Quem Puxa o Gatilho.



As mãos cobertas de sangue e fecho os olhos a mais um. A carnificina não está prestes a acabar.

Depois de tudo o que passámos... injectar pólvora nas veias continua a ser a nossa resposta. Deslizou o gatilho, mais vezes do que era necessário - rezei a deus para sentir que estava do lado certo, matei mães aos olhos dos filhos, sobreviveram menos do que morreram. Neste leito sangrento, cemitério de corações, meados de um areal - caíram como a cruz que atei às costas das suas famílias. Ignorados e abandonados, cuidei dos seus corpos, deixei a minha desculpa com eles e as minhas lágrima efeito-zero tiveram nos esburacados corpos do meu revolver. Inóspitos calores e suores, sangue e fogo aberto, "não te preocupes, eu vou regressar para te amar" - e matei-o antes de poder voltar a pensar na pessoa amada. Mulher e filha na sombra do óbito, mais um funeral por um pedaço de pólvora, por ideias ainda a definir. Tememos ganhar. Tememos perder. Nunca tememos destinar prematuramente o alheio.

Esta pinga de sangue que me percorre o dedo é demais, sinto-me engolido por um Tsunami vermelho - não foi para isto que nasci, não foi por isto que decidi existir. Nós não somos deuses só por decidir quando os outros devem partir. Nós não somos donos de melhores corpos por matar outros devido às nossas inseguranças. Nós não vamos receber o amor de mais mulheres por lhes matar os maridos e filhos em guerras de mútua culpa e inexistente razão.

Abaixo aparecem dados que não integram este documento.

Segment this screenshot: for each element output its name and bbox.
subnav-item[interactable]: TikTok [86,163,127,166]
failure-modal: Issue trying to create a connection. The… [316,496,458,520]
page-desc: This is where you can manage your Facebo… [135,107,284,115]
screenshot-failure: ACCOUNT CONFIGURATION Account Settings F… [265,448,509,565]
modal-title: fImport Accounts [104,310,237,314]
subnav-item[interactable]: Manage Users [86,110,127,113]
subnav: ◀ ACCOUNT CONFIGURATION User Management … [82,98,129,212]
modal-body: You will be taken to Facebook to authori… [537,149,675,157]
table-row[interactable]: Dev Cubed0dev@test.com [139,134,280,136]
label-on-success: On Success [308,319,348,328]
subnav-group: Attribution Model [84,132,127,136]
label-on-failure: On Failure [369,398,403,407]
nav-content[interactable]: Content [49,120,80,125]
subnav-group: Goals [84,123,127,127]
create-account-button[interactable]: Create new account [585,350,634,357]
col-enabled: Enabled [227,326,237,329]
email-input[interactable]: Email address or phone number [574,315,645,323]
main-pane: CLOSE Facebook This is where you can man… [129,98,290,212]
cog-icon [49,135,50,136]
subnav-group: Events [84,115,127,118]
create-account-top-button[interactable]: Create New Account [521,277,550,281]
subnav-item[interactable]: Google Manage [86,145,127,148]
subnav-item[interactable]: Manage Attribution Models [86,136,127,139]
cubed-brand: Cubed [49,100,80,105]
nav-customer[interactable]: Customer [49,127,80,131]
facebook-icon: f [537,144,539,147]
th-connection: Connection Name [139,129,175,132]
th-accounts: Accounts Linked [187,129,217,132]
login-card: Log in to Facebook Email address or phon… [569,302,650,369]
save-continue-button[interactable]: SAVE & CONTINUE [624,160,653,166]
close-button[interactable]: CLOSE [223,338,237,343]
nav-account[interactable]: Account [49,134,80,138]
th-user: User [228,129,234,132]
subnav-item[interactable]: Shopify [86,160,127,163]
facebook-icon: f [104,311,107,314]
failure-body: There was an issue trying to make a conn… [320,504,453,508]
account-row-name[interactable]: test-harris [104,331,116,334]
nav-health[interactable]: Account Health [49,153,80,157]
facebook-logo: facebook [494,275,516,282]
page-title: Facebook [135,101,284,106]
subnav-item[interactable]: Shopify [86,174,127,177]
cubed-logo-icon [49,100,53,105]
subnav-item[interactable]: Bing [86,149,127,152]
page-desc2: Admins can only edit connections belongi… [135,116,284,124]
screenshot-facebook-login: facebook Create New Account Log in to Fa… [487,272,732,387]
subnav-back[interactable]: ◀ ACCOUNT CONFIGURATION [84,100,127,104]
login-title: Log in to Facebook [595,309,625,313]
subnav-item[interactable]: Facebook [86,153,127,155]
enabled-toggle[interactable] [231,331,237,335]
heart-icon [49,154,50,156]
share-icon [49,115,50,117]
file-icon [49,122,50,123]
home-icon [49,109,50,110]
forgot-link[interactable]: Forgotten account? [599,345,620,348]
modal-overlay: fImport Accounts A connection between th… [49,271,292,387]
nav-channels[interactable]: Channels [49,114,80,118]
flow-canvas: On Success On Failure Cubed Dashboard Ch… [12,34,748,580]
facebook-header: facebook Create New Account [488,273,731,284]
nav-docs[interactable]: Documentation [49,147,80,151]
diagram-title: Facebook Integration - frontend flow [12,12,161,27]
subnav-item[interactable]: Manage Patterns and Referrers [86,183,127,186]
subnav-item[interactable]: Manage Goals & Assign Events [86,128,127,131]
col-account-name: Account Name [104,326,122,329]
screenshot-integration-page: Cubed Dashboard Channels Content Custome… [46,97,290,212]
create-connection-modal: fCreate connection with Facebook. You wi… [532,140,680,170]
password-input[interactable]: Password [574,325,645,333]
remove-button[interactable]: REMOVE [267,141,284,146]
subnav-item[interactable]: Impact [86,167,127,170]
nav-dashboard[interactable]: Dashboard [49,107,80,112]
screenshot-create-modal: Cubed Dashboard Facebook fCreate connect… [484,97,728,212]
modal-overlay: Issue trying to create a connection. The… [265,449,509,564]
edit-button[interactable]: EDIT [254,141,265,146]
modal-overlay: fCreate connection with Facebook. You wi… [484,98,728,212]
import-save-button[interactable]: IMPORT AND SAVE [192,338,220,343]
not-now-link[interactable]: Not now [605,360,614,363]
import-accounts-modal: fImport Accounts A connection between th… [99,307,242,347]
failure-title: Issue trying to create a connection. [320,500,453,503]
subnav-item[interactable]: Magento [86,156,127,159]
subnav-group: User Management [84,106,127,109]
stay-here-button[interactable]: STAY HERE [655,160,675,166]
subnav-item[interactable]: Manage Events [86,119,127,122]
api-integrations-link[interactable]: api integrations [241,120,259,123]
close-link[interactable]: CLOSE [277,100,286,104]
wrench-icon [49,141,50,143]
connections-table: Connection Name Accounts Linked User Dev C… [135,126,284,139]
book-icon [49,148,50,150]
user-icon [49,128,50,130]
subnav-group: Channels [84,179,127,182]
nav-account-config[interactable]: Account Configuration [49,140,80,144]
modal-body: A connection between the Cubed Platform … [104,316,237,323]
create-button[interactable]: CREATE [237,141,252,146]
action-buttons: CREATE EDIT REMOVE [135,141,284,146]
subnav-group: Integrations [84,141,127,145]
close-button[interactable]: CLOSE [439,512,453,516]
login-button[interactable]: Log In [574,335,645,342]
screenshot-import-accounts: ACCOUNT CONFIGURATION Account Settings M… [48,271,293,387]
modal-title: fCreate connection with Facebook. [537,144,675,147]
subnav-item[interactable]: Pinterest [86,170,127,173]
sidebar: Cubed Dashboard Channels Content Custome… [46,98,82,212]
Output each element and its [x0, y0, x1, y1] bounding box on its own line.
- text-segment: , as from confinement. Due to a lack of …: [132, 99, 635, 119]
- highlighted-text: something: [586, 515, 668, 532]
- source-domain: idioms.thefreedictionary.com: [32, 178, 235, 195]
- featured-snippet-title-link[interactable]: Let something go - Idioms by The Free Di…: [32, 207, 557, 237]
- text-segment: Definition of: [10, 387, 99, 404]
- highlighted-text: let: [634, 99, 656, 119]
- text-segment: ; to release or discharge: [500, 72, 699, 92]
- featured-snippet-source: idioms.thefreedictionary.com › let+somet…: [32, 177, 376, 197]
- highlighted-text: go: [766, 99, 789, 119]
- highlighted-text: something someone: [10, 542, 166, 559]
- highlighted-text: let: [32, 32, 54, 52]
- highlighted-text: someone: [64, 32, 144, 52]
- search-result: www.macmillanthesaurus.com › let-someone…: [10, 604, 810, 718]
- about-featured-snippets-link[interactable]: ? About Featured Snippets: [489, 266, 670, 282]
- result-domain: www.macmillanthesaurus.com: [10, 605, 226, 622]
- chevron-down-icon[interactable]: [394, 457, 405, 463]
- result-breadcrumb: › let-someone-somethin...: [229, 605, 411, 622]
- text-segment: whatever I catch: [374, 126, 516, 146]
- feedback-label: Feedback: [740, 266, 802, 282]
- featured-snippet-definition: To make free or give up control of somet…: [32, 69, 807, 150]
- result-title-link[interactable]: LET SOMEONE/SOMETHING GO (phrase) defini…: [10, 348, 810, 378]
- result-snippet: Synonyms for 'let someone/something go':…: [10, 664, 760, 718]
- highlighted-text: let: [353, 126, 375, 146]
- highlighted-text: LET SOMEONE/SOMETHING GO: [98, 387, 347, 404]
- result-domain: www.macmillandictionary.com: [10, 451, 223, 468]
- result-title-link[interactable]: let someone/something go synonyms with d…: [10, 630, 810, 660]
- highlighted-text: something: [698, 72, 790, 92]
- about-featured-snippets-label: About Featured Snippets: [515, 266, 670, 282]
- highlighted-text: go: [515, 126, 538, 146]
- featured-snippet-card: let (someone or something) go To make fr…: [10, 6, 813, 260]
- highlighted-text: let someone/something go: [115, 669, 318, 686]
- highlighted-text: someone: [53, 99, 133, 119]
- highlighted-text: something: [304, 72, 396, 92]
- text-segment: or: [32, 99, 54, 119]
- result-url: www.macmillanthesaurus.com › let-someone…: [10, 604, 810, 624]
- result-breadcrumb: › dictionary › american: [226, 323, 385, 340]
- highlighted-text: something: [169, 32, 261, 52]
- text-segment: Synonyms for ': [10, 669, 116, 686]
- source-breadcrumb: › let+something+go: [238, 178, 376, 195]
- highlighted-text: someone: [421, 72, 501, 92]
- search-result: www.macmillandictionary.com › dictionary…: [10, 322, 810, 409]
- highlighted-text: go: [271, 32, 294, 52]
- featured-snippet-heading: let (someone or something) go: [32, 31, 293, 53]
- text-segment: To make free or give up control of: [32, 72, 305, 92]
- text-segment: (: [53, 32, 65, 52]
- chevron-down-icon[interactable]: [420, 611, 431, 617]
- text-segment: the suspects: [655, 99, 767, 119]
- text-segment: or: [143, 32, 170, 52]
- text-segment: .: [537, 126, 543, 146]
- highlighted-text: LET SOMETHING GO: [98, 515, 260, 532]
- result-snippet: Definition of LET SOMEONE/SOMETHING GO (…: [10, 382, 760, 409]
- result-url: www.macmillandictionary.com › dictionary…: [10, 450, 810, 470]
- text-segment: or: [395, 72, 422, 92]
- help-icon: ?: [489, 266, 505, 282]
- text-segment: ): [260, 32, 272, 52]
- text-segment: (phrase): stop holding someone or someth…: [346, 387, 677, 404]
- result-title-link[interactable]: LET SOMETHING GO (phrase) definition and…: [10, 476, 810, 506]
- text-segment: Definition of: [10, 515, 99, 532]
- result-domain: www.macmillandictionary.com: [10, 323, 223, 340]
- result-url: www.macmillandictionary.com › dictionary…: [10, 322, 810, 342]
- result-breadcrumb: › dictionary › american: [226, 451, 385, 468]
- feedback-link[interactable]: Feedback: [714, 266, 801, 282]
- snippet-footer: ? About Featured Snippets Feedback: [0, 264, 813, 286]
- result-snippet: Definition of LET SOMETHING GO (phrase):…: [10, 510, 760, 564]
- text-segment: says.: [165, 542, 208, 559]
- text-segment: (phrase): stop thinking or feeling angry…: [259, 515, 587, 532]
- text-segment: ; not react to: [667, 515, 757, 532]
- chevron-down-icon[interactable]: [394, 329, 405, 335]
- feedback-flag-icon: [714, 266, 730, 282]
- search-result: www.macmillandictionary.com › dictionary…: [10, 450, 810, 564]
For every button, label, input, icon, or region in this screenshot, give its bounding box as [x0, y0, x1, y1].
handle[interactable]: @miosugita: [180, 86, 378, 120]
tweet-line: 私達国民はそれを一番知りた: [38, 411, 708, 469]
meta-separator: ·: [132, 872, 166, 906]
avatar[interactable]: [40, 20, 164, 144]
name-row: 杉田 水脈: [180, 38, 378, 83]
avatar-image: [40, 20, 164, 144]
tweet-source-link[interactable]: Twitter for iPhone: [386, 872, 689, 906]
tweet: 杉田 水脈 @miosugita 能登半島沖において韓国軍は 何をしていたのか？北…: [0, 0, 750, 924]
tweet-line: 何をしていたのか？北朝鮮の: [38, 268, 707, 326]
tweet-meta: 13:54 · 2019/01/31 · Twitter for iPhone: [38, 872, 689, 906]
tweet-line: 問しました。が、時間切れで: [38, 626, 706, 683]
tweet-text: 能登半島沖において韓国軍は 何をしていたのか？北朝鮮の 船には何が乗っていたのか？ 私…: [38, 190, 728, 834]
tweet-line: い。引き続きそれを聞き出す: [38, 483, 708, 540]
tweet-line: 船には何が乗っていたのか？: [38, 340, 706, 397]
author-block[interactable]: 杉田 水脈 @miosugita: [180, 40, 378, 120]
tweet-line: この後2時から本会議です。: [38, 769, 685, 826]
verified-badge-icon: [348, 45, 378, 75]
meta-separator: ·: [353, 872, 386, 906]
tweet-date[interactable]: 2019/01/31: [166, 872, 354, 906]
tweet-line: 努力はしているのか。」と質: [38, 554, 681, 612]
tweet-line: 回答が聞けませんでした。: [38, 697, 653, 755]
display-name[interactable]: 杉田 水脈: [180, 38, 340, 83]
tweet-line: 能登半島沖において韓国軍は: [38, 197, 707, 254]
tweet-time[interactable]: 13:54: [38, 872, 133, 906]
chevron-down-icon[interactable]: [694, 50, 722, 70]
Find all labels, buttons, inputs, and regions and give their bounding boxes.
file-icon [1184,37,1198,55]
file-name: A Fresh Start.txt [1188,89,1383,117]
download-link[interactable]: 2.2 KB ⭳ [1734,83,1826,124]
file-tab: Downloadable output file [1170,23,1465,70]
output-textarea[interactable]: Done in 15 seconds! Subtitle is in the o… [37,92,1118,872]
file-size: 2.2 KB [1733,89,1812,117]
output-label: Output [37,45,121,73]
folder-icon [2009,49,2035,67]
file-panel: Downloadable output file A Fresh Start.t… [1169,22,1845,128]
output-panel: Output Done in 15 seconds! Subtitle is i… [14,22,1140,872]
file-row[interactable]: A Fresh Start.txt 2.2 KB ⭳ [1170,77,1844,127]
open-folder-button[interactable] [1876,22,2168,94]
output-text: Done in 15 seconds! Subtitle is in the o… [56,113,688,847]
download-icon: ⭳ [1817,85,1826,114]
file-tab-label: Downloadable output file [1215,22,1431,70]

Olho para o horizonte, vejo as silhuetas aproximarem-se. É o país dos mortos. O calor apodera-se de mim e só quero dormir à noite. Agarrei-me ao revolver, era a minha única companhia, a que mais desprezava. Mais sete pelo menos tinham de partir - se eu queria? Não, mas dez milhões de soldados não podem estar todos errados... apesar de uns matarem por medo e outros por diversão. Mais um sinal da cruz, abraçado aos joelhos, por detrás de uma duna. As memórias não me deixam chorar mas cada tiro meu é um símbolo de respeito e vergonha.

Traímo-nos a nós mesmos, deslizamos o gatilho cerebral da insegurança corpórea. Podia ser a nossa vida do outro lado da bala. Desprezamos a nossa condição, entregamos corpos à morte e sorte, doentios só pensamos em atirar, pegar numa nova pistola e tornar a assassinar. Assim que nos perdemos deixamos de saber, de onde veio aquela bala? Este campo de batalha é um videojogo e nós só temos uma vida - ermo da morte, qual é a glória de retornar se nos tingirmos de pólvora, gás e sangue?

À distância, para nós é ficção quando a morte de um homem é disparada por uma criança. Para os realistas, a morte é ficção, para mim uma obsessão, para o mundo um medo que a torna algo a afastar, algo a desmaterializar, a morte, aos olhos dos medrosos não existe e deve ser ultrapassada. Mas são os medos que devem ser atirados fora, é a aceitação que deve aparecer e nós devemos aceitar a morte por via natural - só vou largar a minha pistola quando mais nenhuma outra arma no mundo me for apontada.

E à noite, caminhar é perigo. E à noite, sussurrar é grito. "Shh, cala-te, podes acordar alguém," "quem? os corações de tantas almas mortas pelas nossas vidas? pelos luxos que temos e que eles nunca tiveram a oportunidade de viver? as almas dos desesperados, injustiçados, esses que realmente se crucificaram por nós? para vivermos felizes à sombra das suas mortes? a nossa luxúria para a sua condenação? quero acordar quinhentas vezes as suas almas e dançar nas campas dos governadores que os mataram. Lamento as suas mortes mais do que me arrependo de viver, irreversíveis imoralidades que vivemos enquanto saltamos de sepulcro em sepulcro. Expliquem-me, como posso viver assim?!, como posso viver a pensar que morreram para nós sobrevivermos e os desrespeitamos como agradecimento à vida que levamos a cabo. Quantos corpos estão por desenterrar neste deserto? Quantos poderiam ainda estar vivos? A nós é que nos mataram."